Add implementation details docs page, note on propto=True for log_density

roualdes / bridgestan

BridgeStan provides efficient in-memory access through Python, Julia, and R to the methods of a Stan model.

https://roualdes.github.io/bridgestan

BSD 3-Clause "New" or "Revised" License

87 stars 12 forks source link

Add implementation details docs page, note on propto=True for log_density #192

Closed WardBrian closed 7 months ago

WardBrian commented 7 months ago

This is a bit of a weird thing I've been thinking about recently that it is good to alert users for.
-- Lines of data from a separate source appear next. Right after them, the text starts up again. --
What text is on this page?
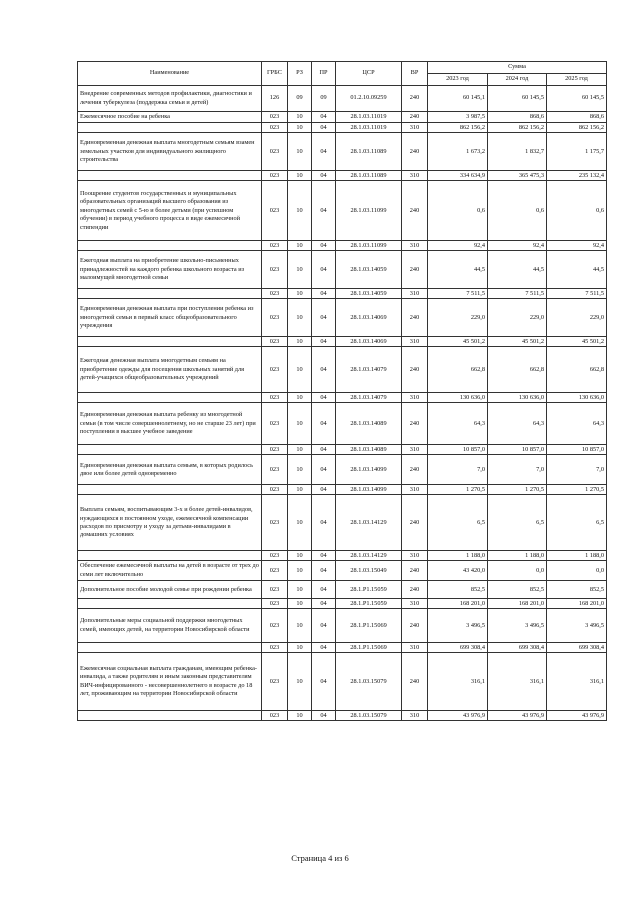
Наименование	ГРБС	РЗ	ПР	ЦСР	ВР	Сумма		
						2023 год	2024 год	2025 год
Внедрение современных методов профилактики, диагностики и лечения туберкулеза (поддержка семьи и детей)	126	09	09	01.2.10.09259	240	60 145,1	60 145,5	60 145,5
Ежемесячное пособие на ребенка	023	10	04	28.1.03.11019	240	3 987,5	868,6	868,6
	023	10	04	28.1.03.11019	310	862 156,2	862 156,2	862 156,2
Единовременная денежная выплата многодетным семьям взамен земельных участков для индивидуального жилищного строительства	023	10	04	28.1.03.11089	240	1 673,2	1 832,7	1 175,7
	023	10	04	28.1.03.11089	310	334 634,9	365 475,3	235 132,4
Поощрение студентов государственных и муниципальных образовательных организаций высшего образования из многодетных семей с 5-ю и более детьми (при успешном обучении) в период учебного процесса в виде ежемесячной стипендии	023	10	04	28.1.03.11099	240	0,6	0,6	0,6
	023	10	04	28.1.03.11099	310	92,4	92,4	92,4
Ежегодная выплата на приобретение школьно-письменных принадлежностей на каждого ребенка школьного возраста из малоимущей многодетной семьи	023	10	04	28.1.03.14059	240	44,5	44,5	44,5
	023	10	04	28.1.03.14059	310	7 511,5	7 511,5	7 511,5
Единовременная денежная выплата при поступлении ребенка из многодетной семьи в первый класс общеобразовательного учреждения	023	10	04	28.1.03.14069	240	229,0	229,0	229,0
	023	10	04	28.1.03.14069	310	45 501,2	45 501,2	45 501,2
Ежегодная денежная выплата многодетным семьям на приобретение одежды для посещения школьных занятий для детей-учащихся общеобразовательных учреждений	023	10	04	28.1.03.14079	240	662,8	662,8	662,8
	023	10	04	28.1.03.14079	310	130 636,0	130 636,0	130 636,0
Единовременная денежная выплата ребенку из многодетной семьи (в том числе совершеннолетнему, но не старше 23 лет) при поступлении в высшее учебное заведение	023	10	04	28.1.03.14089	240	64,3	64,3	64,3
	023	10	04	28.1.03.14089	310	10 857,0	10 857,0	10 857,0
Единовременная денежная выплата семьям, в которых родилось двое или более детей одновременно	023	10	04	28.1.03.14099	240	7,0	7,0	7,0
	023	10	04	28.1.03.14099	310	1 270,5	1 270,5	1 270,5
Выплата семьям, воспитывающим 3-х и более детей-инвалидов, нуждающихся в постоянном уходе, ежемесячной компенсации расходов по присмотру и уходу за детьми-инвалидами в домашних условиях	023	10	04	28.1.03.14129	240	6,5	6,5	6,5
	023	10	04	28.1.03.14129	310	1 188,0	1 188,0	1 188,0
Обеспечение ежемесячной выплаты на детей в возрасте от трех до семи лет включительно	023	10	04	28.1.03.15049	240	43 420,0	0,0	0,0
Дополнительное пособие молодой семье при рождении ребенка	023	10	04	28.1.P1.15059	240	852,5	852,5	852,5
	023	10	04	28.1.P1.15059	310	168 201,0	168 201,0	168 201,0
Дополнительные меры социальной поддержки многодетных семей, имеющих детей, на территории Новосибирской области	023	10	04	28.1.P1.15069	240	3 496,5	3 496,5	3 496,5
	023	10	04	28.1.P1.15069	310	699 308,4	699 308,4	699 308,4
Ежемесячная социальная выплата гражданам, имеющим ребенка-инвалида, а также родителям и иным законным представителям ВИЧ-инфицированного - несовершеннолетнего в возрасте до 18 лет, проживающим на территории Новосибирской области	023	10	04	28.1.03.15079	240	316,1	316,1	316,1
	023	10	04	28.1.03.15079	310	43 976,9	43 976,9	43 976,9
Страница 4 из 6
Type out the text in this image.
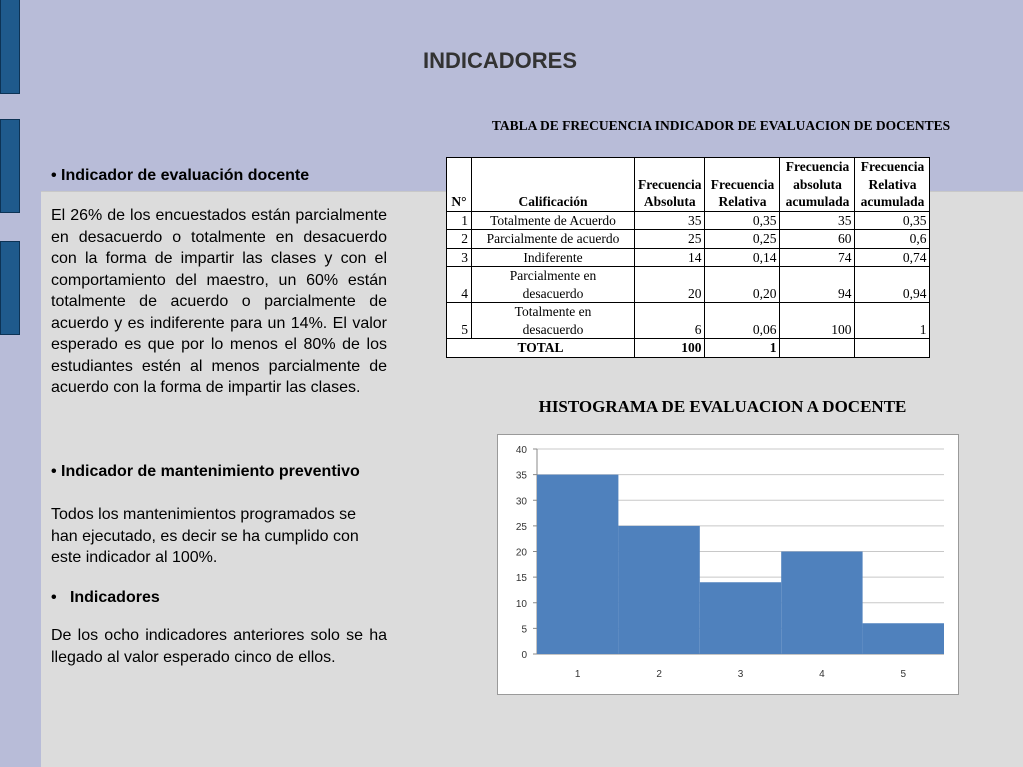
INDICADORES
TABLA DE FRECUENCIA INDICADOR DE EVALUACION DE DOCENTES
• Indicador de evaluación docente
El 26% de los encuestados están parcialmente en desacuerdo o totalmente en desacuerdo con la forma de impartir las clases y con el comportamiento del maestro, un 60% están totalmente de acuerdo o parcialmente de acuerdo y es indiferente para un 14%. El valor esperado es que por lo menos el 80% de los estudiantes estén al menos parcialmente de acuerdo con la forma de impartir las clases.
• Indicador de mantenimiento preventivo
Todos los mantenimientos programados se han ejecutado, es decir se ha cumplido con este indicador al 100%.
•   Indicadores
De los ocho indicadores anteriores solo se ha llegado al valor esperado cinco de ellos.
N°	Calificación	Frecuencia Absoluta	Frecuencia Relativa	Frecuencia absoluta acumulada	Frecuencia Relativa acumulada
1	Totalmente de Acuerdo	35	0,35	35	0,35
2	Parcialmente de acuerdo	25	0,25	60	0,6
3	Indiferente	14	0,14	74	0,74
4	Parcialmente en desacuerdo	20	0,20	94	0,94
5	Totalmente en desacuerdo	6	0,06	100	1
TOTAL		100	1		
HISTOGRAMA DE EVALUACION A DOCENTE
0
5
10
15
20
25
30
35
40
1	2	3	4	5
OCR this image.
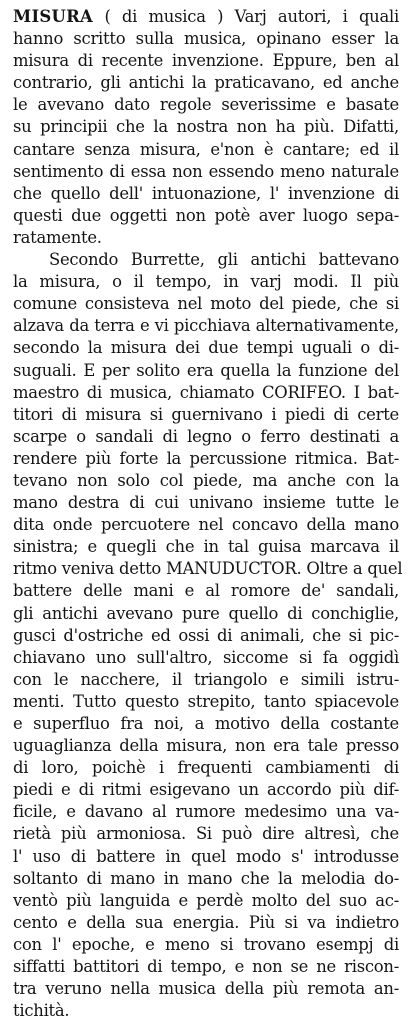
MISURA ( di musica ) Varj autori, i quali
hanno scritto sulla musica, opinano esser la
misura di recente invenzione. Eppure, ben al
contrario, gli antichi la praticavano, ed anche
le avevano dato regole severissime e basate
su principii che la nostra non ha più. Difatti,
cantare senza misura, e'non è cantare; ed il
sentimento di essa non essendo meno naturale
che quello dell' intuonazione, l' invenzione di
questi due oggetti non potè aver luogo sepa-
ratamente.
Secondo Burrette, gli antichi battevano
la misura, o il tempo, in varj modi. Il più
comune consisteva nel moto del piede, che si
alzava da terra e vi picchiava alternativamente,
secondo la misura dei due tempi uguali o di-
suguali. E per solito era quella la funzione del
maestro di musica, chiamato CORIFEO. I bat-
titori di misura si guernivano i piedi di certe
scarpe o sandali di legno o ferro destinati a
rendere più forte la percussione ritmica. Bat-
tevano non solo col piede, ma anche con la
mano destra di cui univano insieme tutte le
dita onde percuotere nel concavo della mano
sinistra; e quegli che in tal guisa marcava il
ritmo veniva detto MANUDUCTOR. Oltre a quel
battere delle mani e al romore de' sandali,
gli antichi avevano pure quello di conchiglie,
gusci d'ostriche ed ossi di animali, che si pic-
chiavano uno sull'altro, siccome si fa oggidì
con le nacchere, il triangolo e simili istru-
menti. Tutto questo strepito, tanto spiacevole
e superfluo fra noi, a motivo della costante
uguaglianza della misura, non era tale presso
di loro, poichè i frequenti cambiamenti di
piedi e di ritmi esigevano un accordo più dif-
ficile, e davano al rumore medesimo una va-
rietà più armoniosa. Si può dire altresì, che
l' uso di battere in quel modo s' introdusse
soltanto di mano in mano che la melodia do-
ventò più languida e perdè molto del suo ac-
cento e della sua energia. Più si va indietro
con l' epoche, e meno si trovano esempj di
siffatti battitori di tempo, e non se ne riscon-
tra veruno nella musica della più remota an-
tichità.
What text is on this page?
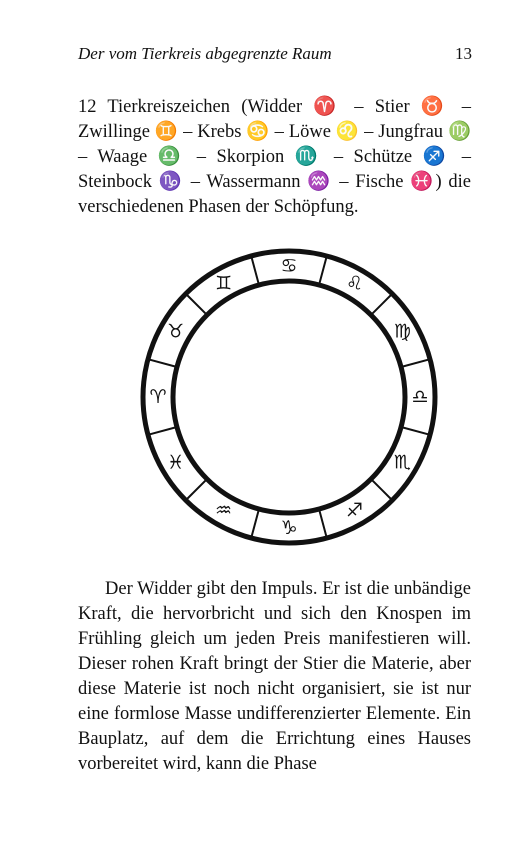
Der vom Tierkreis abgegrenzte Raum	13

12 Tierkreiszeichen (Widder ♈ – Stier ♉ – Zwillinge ♊ – Krebs ♋ – Löwe ♌ – Jungfrau ♍ – Waage ♎ – Skorpion ♏ – Schütze ♐ – Steinbock ♑ – Wassermann ♒ – Fische ♓) die verschiedenen Phasen der Schöpfung.

♈
♉
♊
♋
♌
♍
♎
♏
♐
♑
♒
♓

Der Widder gibt den Impuls. Er ist die unbändige Kraft, die hervorbricht und sich den Knospen im Frühling gleich um jeden Preis manifestieren will. Dieser rohen Kraft bringt der Stier die Materie, aber diese Materie ist noch nicht organisiert, sie ist nur eine formlose Masse undifferenzierter Elemente. Ein Bauplatz, auf dem die Errichtung eines Hauses vorbereitet wird, kann die Phase
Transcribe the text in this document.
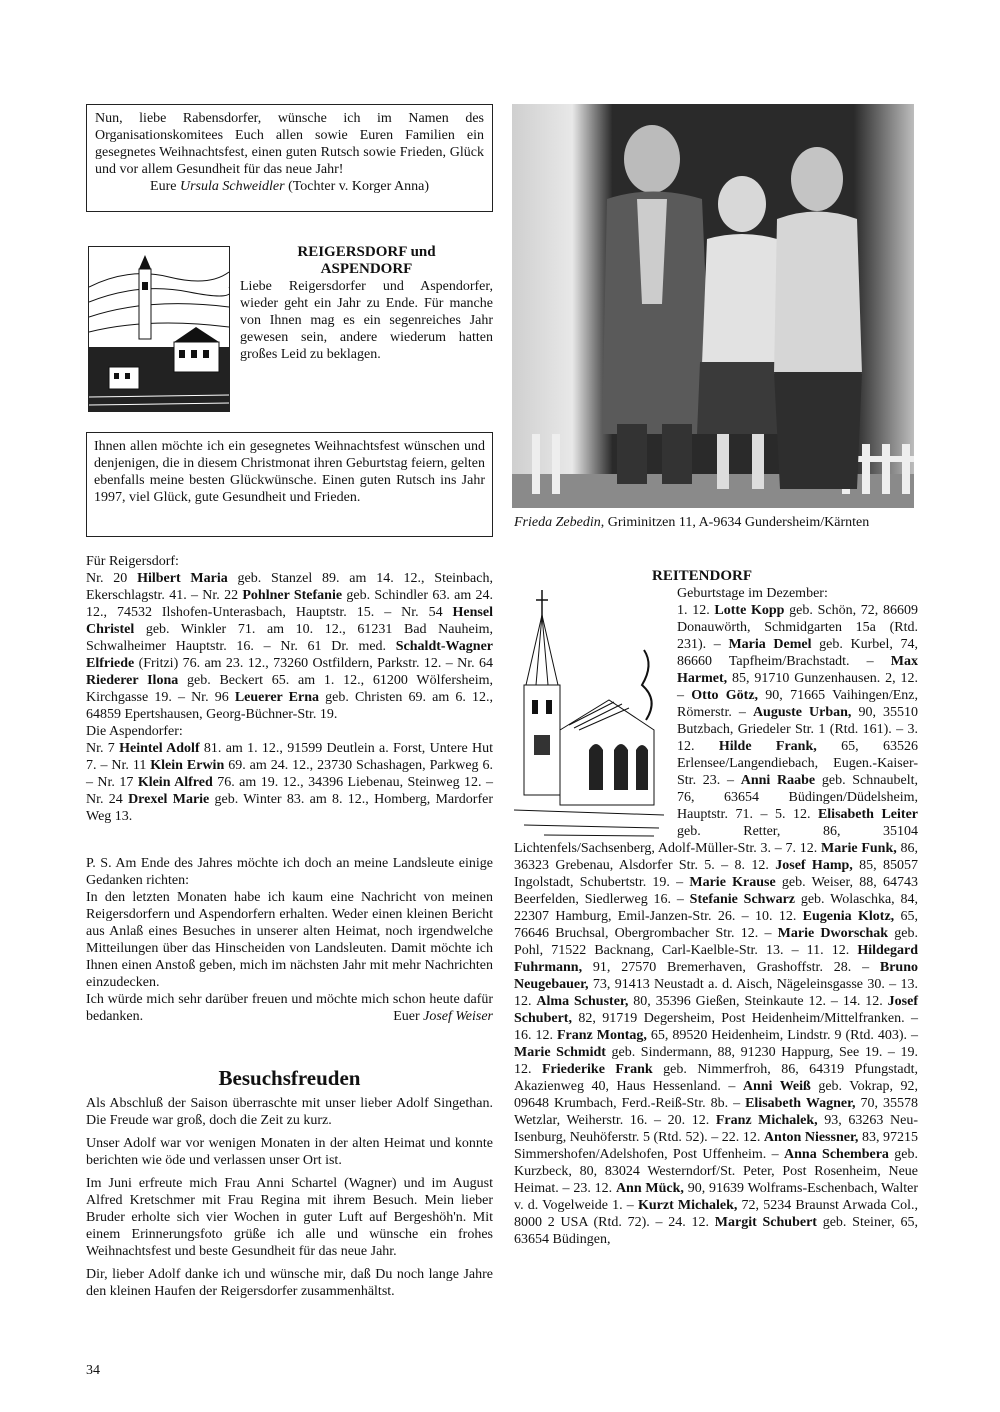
Nun, liebe Rabensdorfer, wünsche ich im Namen des Organisationskomitees Euch allen sowie Euren Familien ein gesegnetes Weihnachtsfest, einen guten Rutsch sowie Frieden, Glück und vor allem Gesundheit für das neue Jahr!

Eure Ursula Schweidler (Tochter v. Korger Anna)

REIGERSDORF und

ASPENDORF

Liebe Reigersdorfer und Aspendorfer, wieder geht ein Jahr zu Ende. Für manche von Ihnen mag es ein segenreiches Jahr gewesen sein, andere wiederum hatten großes Leid zu beklagen.

Ihnen allen möchte ich ein gesegnetes Weihnachtsfest wünschen und denjenigen, die in diesem Christmonat ihren Geburtstag feiern, gelten ebenfalls meine besten Glückwünsche. Einen guten Rutsch ins Jahr 1997, viel Glück, gute Gesundheit und Frieden.

Frieda Zebedin, Griminitzen 11, A-9634 Gundersheim/Kärnten

Für Reigersdorf:

Nr. 20 Hilbert Maria geb. Stanzel 89. am 14. 12., Steinbach, Ekerschlagstr. 41. – Nr. 22 Pohlner Stefanie geb. Schindler 63. am 24. 12., 74532 Ilshofen-Unterasbach, Hauptstr. 15. – Nr. 54 Hensel Christel geb. Winkler 71. am 10. 12., 61231 Bad Nauheim, Schwalheimer Hauptstr. 16. – Nr. 61 Dr. med. Schaldt-Wagner Elfriede (Fritzi) 76. am 23. 12., 73260 Ostfildern, Parkstr. 12. – Nr. 64 Riederer Ilona geb. Beckert 65. am 1. 12., 61200 Wölfersheim, Kirchgasse 19. – Nr. 96 Leuerer Erna geb. Christen 69. am 6. 12., 64859 Epertshausen, Georg-Büchner-Str. 19.

Die Aspendorfer:

Nr. 7 Heintel Adolf 81. am 1. 12., 91599 Deutlein a. Forst, Untere Hut 7. – Nr. 11 Klein Erwin 69. am 24. 12., 23730 Schashagen, Parkweg 6. – Nr. 17 Klein Alfred 76. am 19. 12., 34396 Liebenau, Steinweg 12. – Nr. 24 Drexel Marie geb. Winter 83. am 8. 12., Homberg, Mardorfer Weg 13.

P. S. Am Ende des Jahres möchte ich doch an meine Landsleute einige Gedanken richten:

In den letzten Monaten habe ich kaum eine Nachricht von meinen Reigersdorfern und Aspendorfern erhalten. Weder einen kleinen Bericht aus Anlaß eines Besuches in unserer alten Heimat, noch irgendwelche Mitteilungen über das Hinscheiden von Landsleuten. Damit möchte ich Ihnen einen Anstoß geben, mich im nächsten Jahr mit mehr Nachrichten einzudecken.

Ich würde mich sehr darüber freuen und möchte mich schon heute dafür bedanken.	Euer Josef Weiser

Besuchsfreuden

Als Abschluß der Saison überraschte mit unser lieber Adolf Singethan. Die Freude war groß, doch die Zeit zu kurz.

Unser Adolf war vor wenigen Monaten in der alten Heimat und konnte berichten wie öde und verlassen unser Ort ist.

Im Juni erfreute mich Frau Anni Schartel (Wagner) und im August Alfred Kretschmer mit Frau Regina mit ihrem Besuch. Mein lieber Bruder erholte sich vier Wochen in guter Luft auf Bergeshöh'n. Mit einem Erinnerungsfoto grüße ich alle und wünsche ein frohes Weihnachtsfest und beste Gesundheit für das neue Jahr.

Dir, lieber Adolf danke ich und wünsche mir, daß Du noch lange Jahre den kleinen Haufen der Reigersdorfer zusammenhältst.

REITENDORF
Geburtstage im Dezember:
1. 12. Lotte Kopp geb. Schön, 72, 86609 Donauwörth, Schmidgarten 15a (Rtd. 231). – Maria Demel geb. Kurbel, 74, 86660 Tapfheim/Brachstadt. – Max Harmet, 85, 91710 Gunzenhausen. 2, 12. – Otto Götz, 90, 71665 Vaihingen/Enz, Römerstr. – Auguste Urban, 90, 35510 Butzbach, Griedeler Str. 1 (Rtd. 161). – 3. 12. Hilde Frank, 65, 63526 Erlensee/Langendiebach, Eugen.-Kaiser-Str. 23. – Anni Raabe geb. Schnaubelt, 76, 63654 Büdingen/Düdelsheim, Hauptstr. 71. – 5. 12. Elisabeth Leiter geb. Retter, 86, 35104 Lichtenfels/Sachsenberg, Adolf-Müller-Str. 3. – 7. 12. Marie Funk, 86, 36323 Grebenau, Alsdorfer Str. 5. – 8. 12. Josef Hamp, 85, 85057 Ingolstadt, Schubertstr. 19. – Marie Krause geb. Weiser, 88, 64743 Beerfelden, Siedlerweg 16. – Stefanie Schwarz geb. Wolaschka, 84, 22307 Hamburg, Emil-Janzen-Str. 26. – 10. 12. Eugenia Klotz, 65, 76646 Bruchsal, Obergrombacher Str. 12. – Marie Dworschak geb. Pohl, 71522 Backnang, Carl-Kaelble-Str. 13. – 11. 12. Hildegard Fuhrmann, 91, 27570 Bremerhaven, Grashoffstr. 28. – Bruno Neugebauer, 73, 91413 Neustadt a. d. Aisch, Nägeleinsgasse 30. – 13. 12. Alma Schuster, 80, 35396 Gießen, Steinkaute 12. – 14. 12. Josef Schubert, 82, 91719 Degersheim, Post Heidenheim/Mittelfranken. – 16. 12. Franz Montag, 65, 89520 Heidenheim, Lindstr. 9 (Rtd. 403). – Marie Schmidt geb. Sindermann, 88, 91230 Happurg, See 19. – 19. 12. Friederike Frank geb. Nimmerfroh, 86, 64319 Pfungstadt, Akazienweg 40, Haus Hessenland. – Anni Weiß geb. Vokrap, 92, 09648 Krumbach, Ferd.-Reiß-Str. 8b. – Elisabeth Wagner, 70, 35578 Wetzlar, Weiherstr. 16. – 20. 12. Franz Michalek, 93, 63263 Neu-Isenburg, Neuhöferstr. 5 (Rtd. 52). – 22. 12. Anton Niessner, 83, 97215 Simmershofen/Adelshofen, Post Uffenheim. – Anna Schembera geb. Kurzbeck, 80, 83024 Westerndorf/St. Peter, Post Rosenheim, Neue Heimat. – 23. 12. Ann Mück, 90, 91639 Wolframs-Eschenbach, Walter v. d. Vogelweide 1. – Kurzt Michalek, 72, 5234 Braunst Arwada Col., 8000 2 USA (Rtd. 72). – 24. 12. Margit Schubert geb. Steiner, 65, 63654 Büdingen,
34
It's related to #165 and #180.

Basically propto=True requires we pass vars to Stan. Before #165, we were even calling grad, wasting a lot of computation. Since #165, we no longer call grad, but it still may lead to more work than you'd expect, since the Stan math library assumes (justifiably) that if you're calling a function with vars you will want gradients, and so it can do some pre-computation for you. Because we never call/use grad() in log_density, this is wasted effort.

The big offenders are the higher order functions like reduce_sum, which basically calculate their entire gradients in the "forward pass".

I wrote up a docs page on implementation details and added a section about this. I'm not sure if it should be linked other places or not.

WardBrian commented 7 months ago

Here is a demo of what I'm describing, using this model

import bridgestan
import timeit

model = bridgestan.StanModel('sir.stan', 'sir.data.json')

with open('sir.init.json') as f:
    params = model.param_unconstrain_json(f.read())

def one():
    model.log_density(params, propto=True)

def two():
    model.log_density(params, propto=False)

timeit.timeit(one, number=1000) # warms-up caches etc

time_one = timeit.timeit(one, number=1000)
time_two = timeit.timeit(two, number=1000)

print(f"propto=T: {time_one*1000:.1f}ms")
print(f"propto=F: {time_two*1000:.1f}ms")

This prints

propto=T: 329.7ms
propto=F: 81.4ms

So, over 4 times slower for this model!

WardBrian commented 7 months ago

I think this is essentially absent from the Stan documentation, since calculating gradients is essentially taken for granted everywhere in Stan

bob-carpenter commented 7 months ago

I think this is essentially absent from the Stan documentation, since calculating gradients is essentially taken for granted everywhere in Stan

It's discussed in the efficiency section of the User's Guide and at length in the Reference Manual, which covers which things get autodiffed and which ones are just double-based.

WardBrian commented 7 months ago

Is there any place that would obviously lead the reader to the conclusion this discusses? e.g., that for the log_density function, propto can have dramatically different performance implications than it does for log_density_gradient?

bob-carpenter commented 7 months ago

Good point---we talk about everything you would need to draw this conclusion yourself, but I don't think we ever connect the dots. We probably should. I added an issue for the User's Guide efficiency chapter:

https://github.com/stan-dev/docs/issues/692